The celebration of National Volunteer Week 2014 begins in just a few days on April 6. While this is a time set aside every year to recognize the individuals already volunteering in our communities and to remind ourselves what an enormous impact they have, it can also be a time to consider volunteering yourself.
Volunteering is the backbone of many organizations. It is especially true in health care. Doctors, nurses and support staff have some of most important jobs in the world; they take care of the people most precious to us when they are at their most vulnerable.
Thanks to volunteers, health professionals have additional time to take care of patients’ medical needs, to do research and to attend to a myriad of other responsibilities.
Volunteers come from all walks of life, and all are welcome for the unique experiences they bring with them. The two groups that most often lend a hand are students and our elders.
Although most young volunteers are seeking opportunities to fulfill their community service requirements, some find the experience very rewarding and stay on. Their interest is piqued, and they want to learn more. Many are ready to take on new challenges and leave after a semester or two.
Volunteers from the “greatest generation,” meanwhile, tend to stay year after year after year and build relationships with other volunteers, staff members, patients and residents. It’s not unheard of for someone to volunteer for 40 or 50 years in the same organization. This is wonderful for the people being helped, but also wonderful for the volunteers themselves, who are committed to giving back to the community and find volunteering a fulfilling experience.
There are many ways to donate time to a group. Sometimes people like to use the skills they have developed during their careers.
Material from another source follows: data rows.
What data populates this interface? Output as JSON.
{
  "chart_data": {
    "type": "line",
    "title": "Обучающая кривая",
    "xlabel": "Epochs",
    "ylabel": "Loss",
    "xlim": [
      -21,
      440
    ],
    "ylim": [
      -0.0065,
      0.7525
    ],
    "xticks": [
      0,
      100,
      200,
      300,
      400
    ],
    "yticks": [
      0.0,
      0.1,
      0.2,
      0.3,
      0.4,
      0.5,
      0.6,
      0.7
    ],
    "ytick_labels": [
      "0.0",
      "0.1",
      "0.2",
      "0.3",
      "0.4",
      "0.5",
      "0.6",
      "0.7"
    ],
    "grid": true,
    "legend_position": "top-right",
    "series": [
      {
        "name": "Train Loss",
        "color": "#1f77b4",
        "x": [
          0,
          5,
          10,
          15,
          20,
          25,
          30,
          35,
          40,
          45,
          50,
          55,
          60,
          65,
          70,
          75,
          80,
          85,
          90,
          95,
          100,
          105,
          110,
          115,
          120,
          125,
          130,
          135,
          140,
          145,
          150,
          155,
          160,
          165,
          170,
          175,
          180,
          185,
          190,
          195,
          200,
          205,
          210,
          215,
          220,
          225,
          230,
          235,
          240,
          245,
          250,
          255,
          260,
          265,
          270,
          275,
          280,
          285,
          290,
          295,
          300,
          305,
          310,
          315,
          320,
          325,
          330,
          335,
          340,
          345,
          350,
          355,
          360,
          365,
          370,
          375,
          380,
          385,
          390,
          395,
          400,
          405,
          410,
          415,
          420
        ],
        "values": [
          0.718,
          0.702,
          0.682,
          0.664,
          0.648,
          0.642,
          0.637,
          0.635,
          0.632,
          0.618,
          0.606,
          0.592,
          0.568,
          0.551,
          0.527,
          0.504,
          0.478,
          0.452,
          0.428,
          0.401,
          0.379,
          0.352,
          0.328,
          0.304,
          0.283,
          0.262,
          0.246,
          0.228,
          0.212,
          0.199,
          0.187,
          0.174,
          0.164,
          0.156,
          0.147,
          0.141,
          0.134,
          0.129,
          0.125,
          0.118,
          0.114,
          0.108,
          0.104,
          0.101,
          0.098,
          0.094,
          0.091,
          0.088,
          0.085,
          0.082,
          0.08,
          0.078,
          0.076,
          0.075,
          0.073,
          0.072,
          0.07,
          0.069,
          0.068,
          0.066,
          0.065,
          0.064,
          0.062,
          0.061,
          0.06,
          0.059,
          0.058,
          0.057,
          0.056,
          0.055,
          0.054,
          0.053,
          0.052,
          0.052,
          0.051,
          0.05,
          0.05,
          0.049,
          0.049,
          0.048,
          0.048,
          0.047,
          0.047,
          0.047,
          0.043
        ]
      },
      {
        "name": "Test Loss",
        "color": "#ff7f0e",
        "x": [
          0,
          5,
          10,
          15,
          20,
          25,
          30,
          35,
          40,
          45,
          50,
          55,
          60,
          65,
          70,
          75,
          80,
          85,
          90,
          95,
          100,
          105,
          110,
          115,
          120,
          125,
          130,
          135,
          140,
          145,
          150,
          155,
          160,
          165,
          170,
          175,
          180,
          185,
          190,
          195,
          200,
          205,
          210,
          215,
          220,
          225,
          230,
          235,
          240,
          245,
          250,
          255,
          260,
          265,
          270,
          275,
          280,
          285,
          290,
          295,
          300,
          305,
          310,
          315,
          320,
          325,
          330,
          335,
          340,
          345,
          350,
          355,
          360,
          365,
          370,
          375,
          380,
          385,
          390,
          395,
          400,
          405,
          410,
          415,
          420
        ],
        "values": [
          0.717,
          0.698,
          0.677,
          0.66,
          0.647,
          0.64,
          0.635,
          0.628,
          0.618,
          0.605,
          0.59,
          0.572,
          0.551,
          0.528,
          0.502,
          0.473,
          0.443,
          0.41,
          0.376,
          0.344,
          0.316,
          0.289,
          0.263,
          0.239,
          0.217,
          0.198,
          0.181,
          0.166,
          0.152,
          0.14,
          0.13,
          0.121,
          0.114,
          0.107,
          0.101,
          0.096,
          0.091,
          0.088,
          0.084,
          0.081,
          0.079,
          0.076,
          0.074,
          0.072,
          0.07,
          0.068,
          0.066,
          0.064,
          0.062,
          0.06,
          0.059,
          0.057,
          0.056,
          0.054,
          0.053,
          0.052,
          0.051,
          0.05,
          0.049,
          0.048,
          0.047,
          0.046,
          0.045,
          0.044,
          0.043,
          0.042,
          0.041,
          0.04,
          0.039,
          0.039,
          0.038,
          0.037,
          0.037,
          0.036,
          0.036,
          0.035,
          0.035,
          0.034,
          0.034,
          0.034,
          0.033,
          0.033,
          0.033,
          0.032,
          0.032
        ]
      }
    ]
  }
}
Others choose the opportunity to learn new skills, while still others give of their time so that they can be creative and turn hobbies, such as knitting and arts and crafts, into ways that genuinely brighten the lives of others.
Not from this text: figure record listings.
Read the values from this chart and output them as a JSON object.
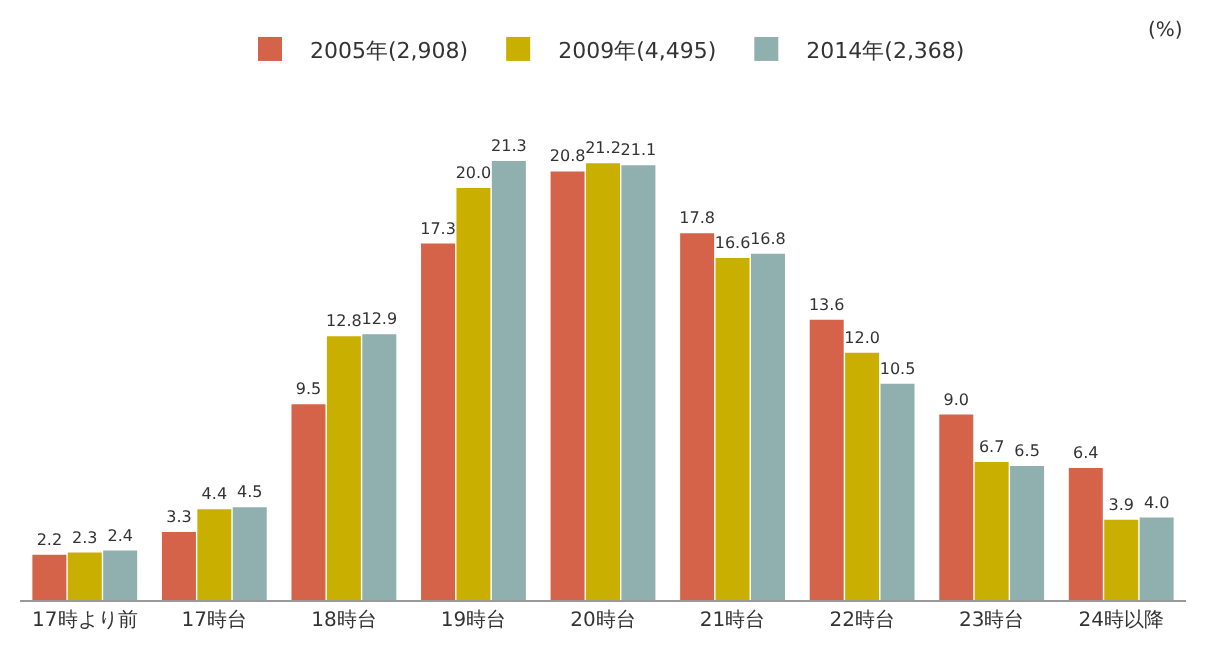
{
  "chart_data": {
    "type": "bar",
    "categories": [
      "17時より前",
      "17時台",
      "18時台",
      "19時台",
      "20時台",
      "21時台",
      "22時台",
      "23時台",
      "24時以降"
    ],
    "series": [
      {
        "name": "2005年(2,908)",
        "color": "#d5634a",
        "values": [
          2.2,
          3.3,
          9.5,
          17.3,
          20.8,
          17.8,
          13.6,
          9.0,
          6.4
        ],
        "value_labels": [
          "2.2",
          "3.3",
          "9.5",
          "17.3",
          "20.8",
          "17.8",
          "13.6",
          "9.0",
          "6.4"
        ]
      },
      {
        "name": "2009年(4,495)",
        "color": "#c9b000",
        "values": [
          2.3,
          4.4,
          12.8,
          20.0,
          21.2,
          16.6,
          12.0,
          6.7,
          3.9
        ],
        "value_labels": [
          "2.3",
          "4.4",
          "12.8",
          "20.0",
          "21.2",
          "16.6",
          "12.0",
          "6.7",
          "3.9"
        ]
      },
      {
        "name": "2014年(2,368)",
        "color": "#8fb0ae",
        "values": [
          2.4,
          4.5,
          12.9,
          21.3,
          21.1,
          16.8,
          10.5,
          6.5,
          4.0
        ],
        "value_labels": [
          "2.4",
          "4.5",
          "12.9",
          "21.3",
          "21.1",
          "16.8",
          "10.5",
          "6.5",
          "4.0"
        ]
      }
    ],
    "annotations": [
      "(%)"
    ],
    "legend": "top"
  }
}
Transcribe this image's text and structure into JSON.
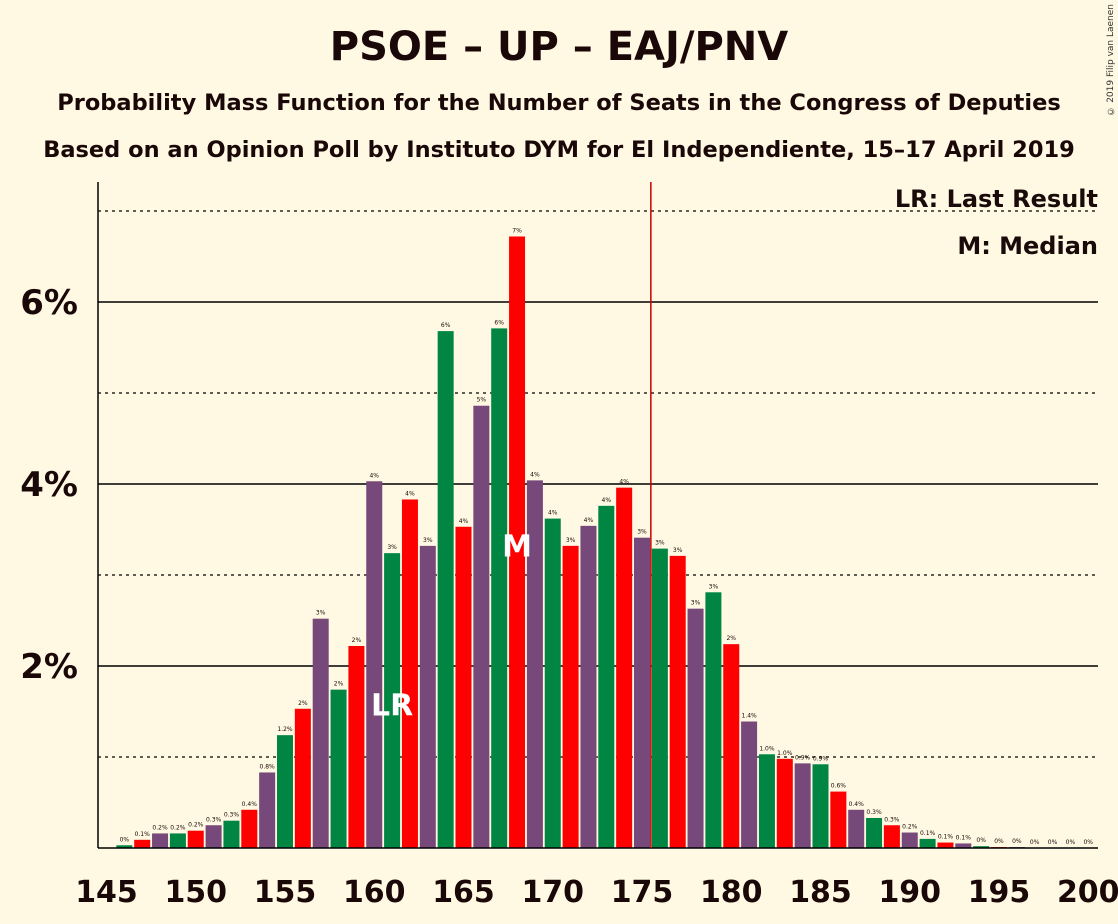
{
  "chart_data": {
    "type": "bar",
    "title": "PSOE – UP – EAJ/PNV",
    "subtitle": "Probability Mass Function for the Number of Seats in the Congress of Deputies",
    "subtitle2": "Based on an Opinion Poll by Instituto DYM for El Independiente, 15–17 April 2019",
    "copyright": "© 2019 Filip van Laenen",
    "legend": {
      "lr": "LR: Last Result",
      "m": "M: Median",
      "position": "top-right"
    },
    "x_range": [
      145,
      200
    ],
    "x_tick_labels": [
      "145",
      "150",
      "155",
      "160",
      "165",
      "170",
      "175",
      "180",
      "185",
      "190",
      "195",
      "200"
    ],
    "y_range": [
      0,
      7.3
    ],
    "y_tick_labels": [
      "2%",
      "4%",
      "6%"
    ],
    "majority_line": 176,
    "last_result": {
      "seat": 161,
      "label": "LR"
    },
    "median": {
      "seat": 168,
      "label": "M"
    },
    "colors": {
      "purple": "#76497A",
      "green": "#008543",
      "red": "#FF0000",
      "majority": "#CC0000",
      "background": "#FFF8E2"
    },
    "seats": [
      146,
      147,
      148,
      149,
      150,
      151,
      152,
      153,
      154,
      155,
      156,
      157,
      158,
      159,
      160,
      161,
      162,
      163,
      164,
      165,
      166,
      167,
      168,
      169,
      170,
      171,
      172,
      173,
      174,
      175,
      176,
      177,
      178,
      179,
      180,
      181,
      182,
      183,
      184,
      185,
      186,
      187,
      188,
      189,
      190,
      191,
      192,
      193,
      194,
      195,
      196,
      197,
      198,
      199,
      200
    ],
    "values": [
      0.03,
      0.09,
      0.16,
      0.16,
      0.19,
      0.25,
      0.3,
      0.42,
      0.83,
      1.24,
      1.53,
      2.52,
      1.74,
      2.22,
      4.03,
      3.24,
      3.83,
      3.32,
      5.68,
      3.53,
      4.86,
      5.71,
      6.72,
      4.04,
      3.62,
      3.32,
      3.54,
      3.76,
      3.96,
      3.41,
      3.29,
      3.21,
      2.63,
      2.81,
      2.24,
      1.39,
      1.03,
      0.98,
      0.93,
      0.92,
      0.62,
      0.42,
      0.33,
      0.25,
      0.17,
      0.1,
      0.06,
      0.05,
      0.02,
      0.01,
      0.01,
      0.0,
      0.0,
      0.0,
      0.0
    ],
    "value_labels": [
      "0%",
      "0.1%",
      "0.2%",
      "0.2%",
      "0.2%",
      "0.3%",
      "0.3%",
      "0.4%",
      "0.8%",
      "1.2%",
      "2%",
      "3%",
      "2%",
      "2%",
      "4%",
      "3%",
      "4%",
      "3%",
      "6%",
      "4%",
      "5%",
      "6%",
      "7%",
      "4%",
      "4%",
      "3%",
      "4%",
      "4%",
      "4%",
      "3%",
      "3%",
      "3%",
      "3%",
      "3%",
      "2%",
      "1.4%",
      "1.0%",
      "1.0%",
      "0.9%",
      "0.9%",
      "0.6%",
      "0.4%",
      "0.3%",
      "0.3%",
      "0.2%",
      "0.1%",
      "0.1%",
      "0.1%",
      "0%",
      "0%",
      "0%",
      "0%",
      "0%",
      "0%",
      "0%"
    ]
  }
}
Volunteering is also a good approach to stay mentally and physically active. Howard Platt relishes his role of visiting patients in their hospital rooms to talk or to bring them a crossword puzzle or prayer book.
Joanne Levy echoes him: “I do it for the pure joy of helping others.”
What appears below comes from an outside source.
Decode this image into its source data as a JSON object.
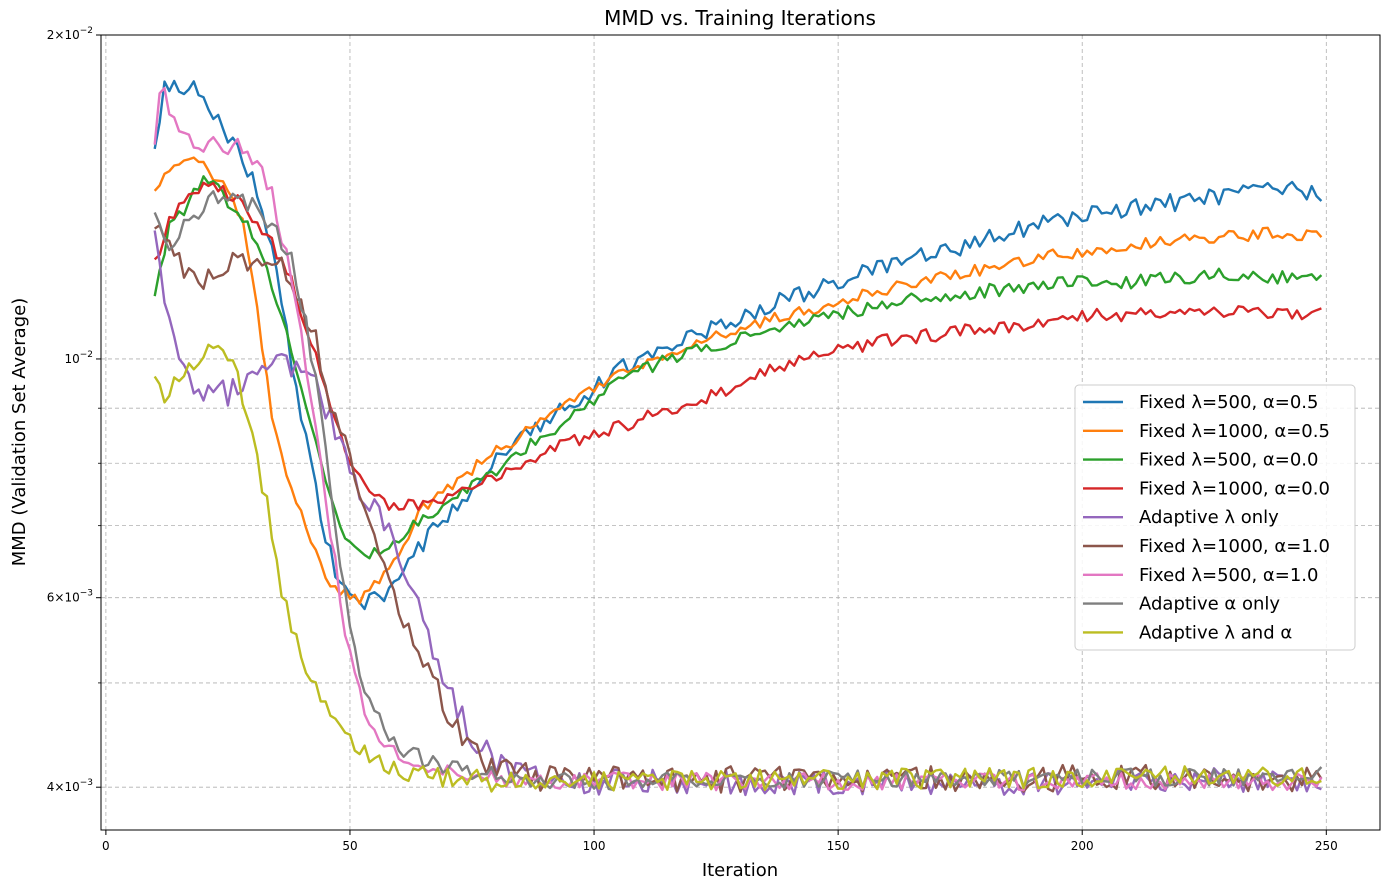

Minnie Daniels, meanwhile, says that she enjoys volunteering to keep busy and because she has a lifelong devotion to the hospital where she volunteers.
If you are interested in volunteering and unsure where to begin, start by thinking of a cause that you are passionate about. If you love animals, a local animal shelter is a great place to inquire. If you want to help children, the library or local schools can be good places. If you would like to offer comfort and support to people coping with serious illnesses, your local hospital might be just what the doctor ordered.
There is no wrong reason to volunteer and no shortage of need for volunteers. A chance to be of service, to understand that you are making a difference and to have some fun can be wonderful ways to spend some of your free time.
To all who are already using their valuable time for the invaluable experience of volunteering: Thank you!
Robin Evers is the director of guest relations and volunteer services at Sinai Hospital of Baltimore, a LifeBridge Health Center.